Серебряный город мечты (СИ) - Рауэр Регина. Страница 34

Больно.

Будто сердце в холодные каменные тиски сдавили, сжали, а отпустить забыли. И дышать от этих тисков тяжело, не выходит, чтобы полной грудью, до конца.

— Что, если я уйду, а Дим… — я всё ж произношу.

Говорю, слушая собственный голос, тоже ненастоящий и деревянный, будто бы со стороны.
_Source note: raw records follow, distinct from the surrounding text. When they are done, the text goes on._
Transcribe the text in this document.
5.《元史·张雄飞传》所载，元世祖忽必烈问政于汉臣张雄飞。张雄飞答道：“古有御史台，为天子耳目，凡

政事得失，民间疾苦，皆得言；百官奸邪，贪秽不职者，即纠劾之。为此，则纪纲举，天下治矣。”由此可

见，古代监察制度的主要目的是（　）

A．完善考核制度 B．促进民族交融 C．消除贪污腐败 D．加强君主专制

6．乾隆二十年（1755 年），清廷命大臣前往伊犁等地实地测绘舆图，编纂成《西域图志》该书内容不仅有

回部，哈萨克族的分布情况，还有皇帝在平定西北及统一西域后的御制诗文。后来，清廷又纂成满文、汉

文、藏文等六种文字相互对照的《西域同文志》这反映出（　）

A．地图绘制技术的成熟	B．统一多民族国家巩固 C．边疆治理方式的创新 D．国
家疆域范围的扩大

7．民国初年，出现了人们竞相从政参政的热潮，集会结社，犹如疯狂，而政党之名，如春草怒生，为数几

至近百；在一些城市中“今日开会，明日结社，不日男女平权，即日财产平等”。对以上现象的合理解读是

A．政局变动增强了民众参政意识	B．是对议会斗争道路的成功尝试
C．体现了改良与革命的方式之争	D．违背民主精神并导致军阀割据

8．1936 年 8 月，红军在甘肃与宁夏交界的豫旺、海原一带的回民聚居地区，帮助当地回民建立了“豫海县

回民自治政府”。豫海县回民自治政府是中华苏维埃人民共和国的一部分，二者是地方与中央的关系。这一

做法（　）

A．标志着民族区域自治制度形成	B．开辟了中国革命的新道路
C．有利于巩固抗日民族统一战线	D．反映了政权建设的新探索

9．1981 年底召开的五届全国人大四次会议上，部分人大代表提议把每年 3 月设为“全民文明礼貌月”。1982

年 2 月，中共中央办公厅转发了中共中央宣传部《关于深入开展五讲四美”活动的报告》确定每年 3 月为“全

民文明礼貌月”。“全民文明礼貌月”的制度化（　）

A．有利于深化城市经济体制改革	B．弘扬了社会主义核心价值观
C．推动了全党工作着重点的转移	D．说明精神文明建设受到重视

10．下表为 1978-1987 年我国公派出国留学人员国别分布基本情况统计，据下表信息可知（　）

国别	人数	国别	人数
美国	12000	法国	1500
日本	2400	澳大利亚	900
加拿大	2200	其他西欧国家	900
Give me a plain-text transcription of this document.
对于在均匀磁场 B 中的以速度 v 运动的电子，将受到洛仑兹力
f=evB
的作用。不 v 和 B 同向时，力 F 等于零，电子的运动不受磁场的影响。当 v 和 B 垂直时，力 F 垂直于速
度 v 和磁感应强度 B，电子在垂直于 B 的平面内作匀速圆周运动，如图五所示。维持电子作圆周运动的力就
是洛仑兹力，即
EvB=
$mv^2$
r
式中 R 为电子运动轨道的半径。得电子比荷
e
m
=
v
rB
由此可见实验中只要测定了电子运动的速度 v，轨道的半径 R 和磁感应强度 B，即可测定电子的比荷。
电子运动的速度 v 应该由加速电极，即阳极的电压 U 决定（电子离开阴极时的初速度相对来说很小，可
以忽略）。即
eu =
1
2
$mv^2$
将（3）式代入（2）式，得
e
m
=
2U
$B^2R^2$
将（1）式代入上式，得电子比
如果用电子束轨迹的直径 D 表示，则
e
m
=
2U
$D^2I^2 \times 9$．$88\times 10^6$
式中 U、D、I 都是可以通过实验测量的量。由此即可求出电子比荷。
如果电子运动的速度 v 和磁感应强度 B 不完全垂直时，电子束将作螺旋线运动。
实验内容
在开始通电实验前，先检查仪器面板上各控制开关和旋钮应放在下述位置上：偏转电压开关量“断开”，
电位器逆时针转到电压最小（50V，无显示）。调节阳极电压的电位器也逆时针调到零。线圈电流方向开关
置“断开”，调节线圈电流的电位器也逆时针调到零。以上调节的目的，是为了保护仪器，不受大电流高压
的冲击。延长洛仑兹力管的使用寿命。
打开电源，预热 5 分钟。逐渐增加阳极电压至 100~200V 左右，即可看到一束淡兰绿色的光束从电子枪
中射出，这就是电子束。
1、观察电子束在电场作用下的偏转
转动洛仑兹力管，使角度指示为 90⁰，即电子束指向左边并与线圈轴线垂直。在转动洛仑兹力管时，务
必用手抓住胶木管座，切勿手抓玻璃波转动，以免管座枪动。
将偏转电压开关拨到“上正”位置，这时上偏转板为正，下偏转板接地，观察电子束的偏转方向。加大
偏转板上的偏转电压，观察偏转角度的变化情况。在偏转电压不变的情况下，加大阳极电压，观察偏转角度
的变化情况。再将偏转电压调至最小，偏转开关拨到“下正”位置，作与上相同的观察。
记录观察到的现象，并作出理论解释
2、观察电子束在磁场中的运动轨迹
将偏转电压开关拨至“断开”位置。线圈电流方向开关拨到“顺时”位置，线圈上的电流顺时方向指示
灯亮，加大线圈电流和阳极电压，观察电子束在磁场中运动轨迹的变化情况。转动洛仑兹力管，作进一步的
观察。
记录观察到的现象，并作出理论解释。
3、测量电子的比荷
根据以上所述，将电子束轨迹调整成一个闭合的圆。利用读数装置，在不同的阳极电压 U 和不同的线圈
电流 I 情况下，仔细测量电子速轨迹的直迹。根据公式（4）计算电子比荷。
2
Замолкаю, потому что губы не слушаются, каменеют вслед за сердцем, не давая выговорить самое пугающее.

— Димыч поправится, — тетя Инга уверяет.

Прижимает, оказываясь незаметно рядом, к себе. И покачивается из стороны в сторону она со мной, как с маленьким ребёнком. Гладит по волосам, и слёзы, стягивая кожу, катятся куда-то к шее, щекочут.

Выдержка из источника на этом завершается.